Editorial: Scrolling danger: student online literacy must improve


Delilah Brumer

A freshman in journalism teacher Adriana Chavira’s fourth period photography class takes a news media literacy quiz during Media Literacy Week, Jan. 20-27. Media literacy is important in understanding and identifying misinformation, which can take many forms such as lies or propaganda.

Students’ ability to navigate all the information around them is only getting more important as we adapt to an increasingly online world. There is a lot of misinformation and disinformation online. Both misinformation and disinformation are the spread of false information, though they differ in the intention behind them. Whereas misinformation is accidental, disinformation is the deliberate spread of wrong information, such as propaganda. This makes it difficult to discern fact from fiction.
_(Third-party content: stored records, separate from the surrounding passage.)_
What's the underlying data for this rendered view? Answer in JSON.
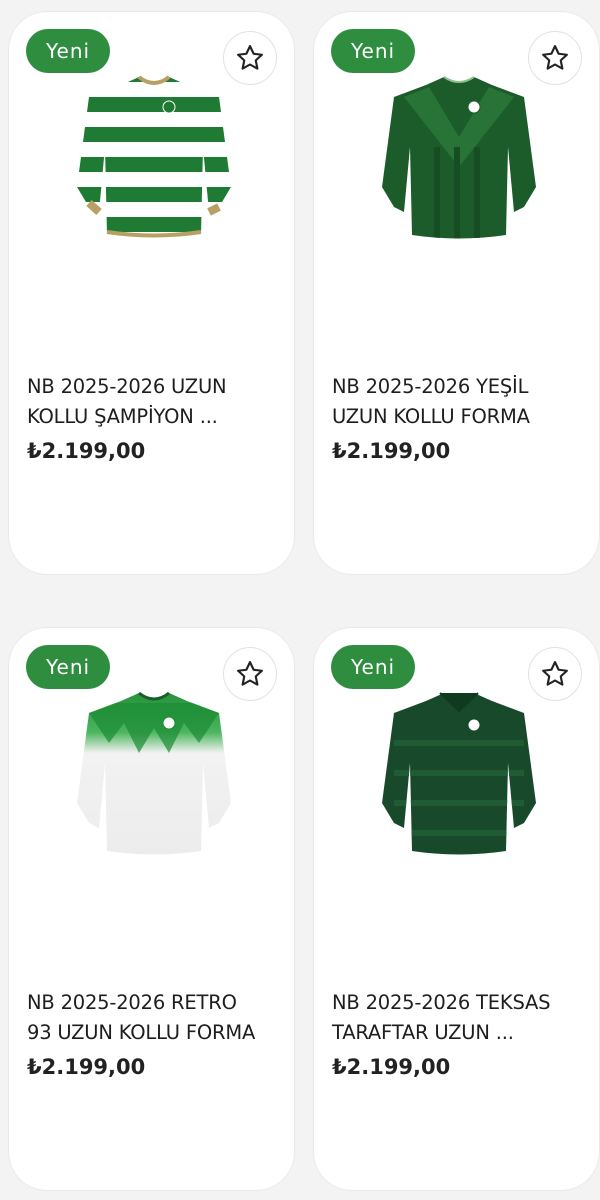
{
  "colors": {
    "badge_green": "#2e8d3f",
    "background": "#f3f3f3",
    "card": "#ffffff",
    "text": "#1e1e1e"
  },
  "products": [
    {
      "badge": "Yeni",
      "name_line1": "NB 2025-2026 UZUN",
      "name_line2": "KOLLU ŞAMPİYON ...",
      "price": "₺2.199,00",
      "favorite_icon": "star-outline-icon",
      "image": "green-white-hooped-long-sleeve-jersey"
    },
    {
      "badge": "Yeni",
      "name_line1": "NB 2025-2026 YEŞİL",
      "name_line2": "UZUN KOLLU FORMA",
      "price": "₺2.199,00",
      "favorite_icon": "star-outline-icon",
      "image": "dark-green-long-sleeve-jersey"
    },
    {
      "badge": "Yeni",
      "name_line1": "NB 2025-2026 RETRO",
      "name_line2": "93 UZUN KOLLU FORMA",
      "price": "₺2.199,00",
      "favorite_icon": "star-outline-icon",
      "image": "white-green-retro-long-sleeve-jersey"
    },
    {
      "badge": "Yeni",
      "name_line1": "NB 2025-2026 TEKSAS",
      "name_line2": "TARAFTAR UZUN ...",
      "price": "₺2.199,00",
      "favorite_icon": "star-outline-icon",
      "image": "dark-green-polo-long-sleeve-jersey"
    }
  ]
}
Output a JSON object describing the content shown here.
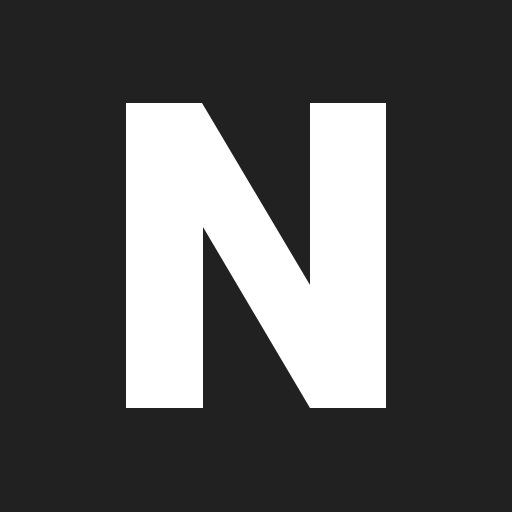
{
  "logo": {
    "letter": "N",
    "glyph_color": "#FFFFFF"
  },
  "colors": {
    "background": "#212121"
  }
}
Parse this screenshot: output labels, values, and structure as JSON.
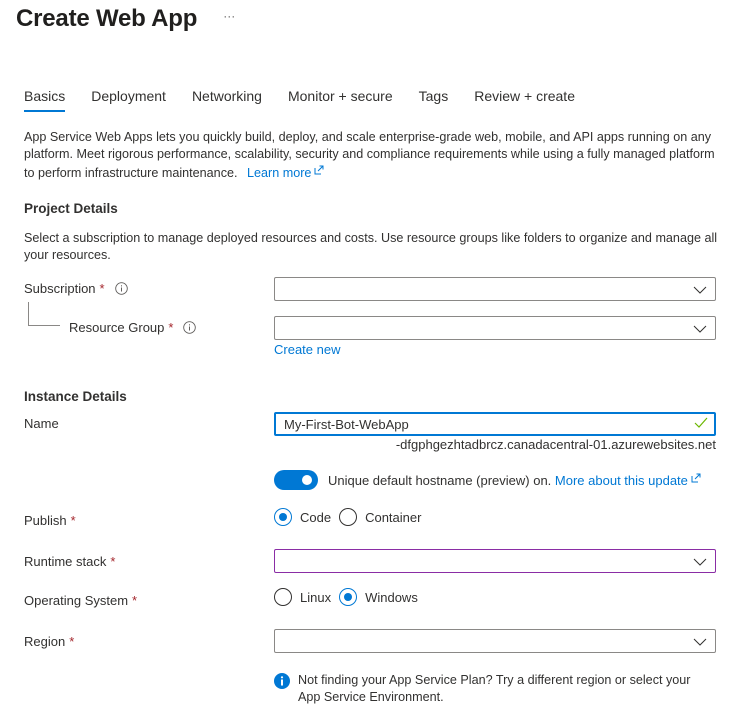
{
  "header": {
    "title": "Create Web App",
    "more_label": "···"
  },
  "tabs": [
    {
      "label": "Basics",
      "active": true
    },
    {
      "label": "Deployment",
      "active": false
    },
    {
      "label": "Networking",
      "active": false
    },
    {
      "label": "Monitor + secure",
      "active": false
    },
    {
      "label": "Tags",
      "active": false
    },
    {
      "label": "Review + create",
      "active": false
    }
  ],
  "intro": {
    "text": "App Service Web Apps lets you quickly build, deploy, and scale enterprise-grade web, mobile, and API apps running on any platform. Meet rigorous performance, scalability, security and compliance requirements while using a fully managed platform to perform infrastructure maintenance.",
    "learn_more": "Learn more"
  },
  "project": {
    "heading": "Project Details",
    "description": "Select a subscription to manage deployed resources and costs. Use resource groups like folders to organize and manage all your resources.",
    "subscription_label": "Subscription",
    "subscription_value": "",
    "resource_group_label": "Resource Group",
    "resource_group_value": "",
    "create_new": "Create new"
  },
  "instance": {
    "heading": "Instance Details",
    "name_label": "Name",
    "name_value": "My-First-Bot-WebApp",
    "hostname_suffix": "-dfgphgezhtadbrcz.canadacentral-01.azurewebsites.net",
    "toggle_text": "Unique default hostname (preview) on.",
    "toggle_on": true,
    "toggle_link": "More about this update",
    "publish_label": "Publish",
    "publish_options": [
      {
        "label": "Code",
        "checked": true
      },
      {
        "label": "Container",
        "checked": false
      }
    ],
    "runtime_label": "Runtime stack",
    "runtime_value": "",
    "os_label": "Operating System",
    "os_options": [
      {
        "label": "Linux",
        "checked": false
      },
      {
        "label": "Windows",
        "checked": true
      }
    ],
    "region_label": "Region",
    "region_value": "",
    "notice": "Not finding your App Service Plan? Try a different region or select your App Service Environment."
  },
  "required_mark": "*",
  "colors": {
    "accent": "#0078d4",
    "required": "#a4262c",
    "valid": "#6bb700",
    "focus_purple": "#8a2da5"
  }
}
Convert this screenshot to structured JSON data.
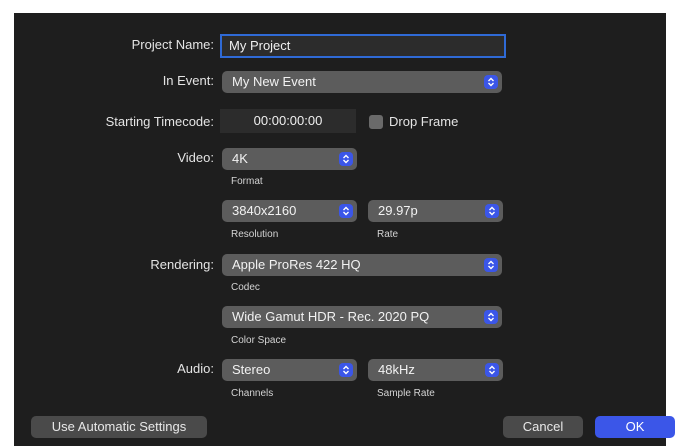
{
  "form": {
    "project_name": {
      "label": "Project Name:",
      "value": "My Project"
    },
    "in_event": {
      "label": "In Event:",
      "value": "My New Event"
    },
    "starting_timecode": {
      "label": "Starting Timecode:",
      "value": "00:00:00:00"
    },
    "drop_frame": {
      "label": "Drop Frame",
      "checked": false
    },
    "video": {
      "label": "Video:",
      "format": {
        "value": "4K",
        "caption": "Format"
      },
      "resolution": {
        "value": "3840x2160",
        "caption": "Resolution"
      },
      "rate": {
        "value": "29.97p",
        "caption": "Rate"
      }
    },
    "rendering": {
      "label": "Rendering:",
      "codec": {
        "value": "Apple ProRes 422 HQ",
        "caption": "Codec"
      },
      "color_space": {
        "value": "Wide Gamut HDR - Rec. 2020 PQ",
        "caption": "Color Space"
      }
    },
    "audio": {
      "label": "Audio:",
      "channels": {
        "value": "Stereo",
        "caption": "Channels"
      },
      "sample_rate": {
        "value": "48kHz",
        "caption": "Sample Rate"
      }
    }
  },
  "buttons": {
    "use_automatic": "Use Automatic Settings",
    "cancel": "Cancel",
    "ok": "OK"
  },
  "colors": {
    "background": "#1e1e1e",
    "accent": "#3b56e8",
    "focus_ring": "#2f6ad6",
    "popup": "#5c5c5c"
  }
}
As student journalists, it is our job to provide trustworthy information but we also want to promote the use of credible news sources. That is why media literacy is so important to understand. It may be easier to find information from the first website we see. A video or a post on social media, but the easiest way to get news is not always the best way. 

First and foremost, you should be wary of information that may not seem credible. If you know that a source you are looking at isn’t reputable, don’t take information from them. It’s always better to be safe than sorry. Do your research before you believe in information you see online or on social media. If you do see something online that you aren’t too sure whether it is true or not, then it’s always best to find credible sources and check. To check if a news source is credible, ask yourself if there is biased information or who owns the news source. These steps should be taken before you share content because fact checking will help prevent spreading misinformation in the first place.

The Pearl Post students learn about news literacy and take quizzes to better our understanding. We use resources such as the News Literacy Project (NLP), which helps people learn to identify credible news sources. NLP shares tips, a podcast and quizzes to test your knowledge on news literacy. Freshmen in the photography classes also do weekly assignments from the NLP’s Checkology online curriculum.

As we spend more time online, other dangers apart from misinformation can come with it. In late November last year, former Virginia police officer, 28-year-old Austin Lee Edwards, catfished a teen by pretending to be a 17-year-old. Edwards ended up getting the personal information of a 15-year-old girl he developed a relationship with online. He groomed the teen before ultimately killing three members of her family who resided in Riverside. 

This tragic event brings up more than just misinformation on social media. Catfishing and grooming have become easier than ever due to social media. People can become a whole new person online and deceive others of who they truly are. The motives of people online can vary and sometimes they can be misleading or malicious. So don’t be the next victim. There are a lot of dangers online apart from misinformation and online predators so be wary of what you see and do online.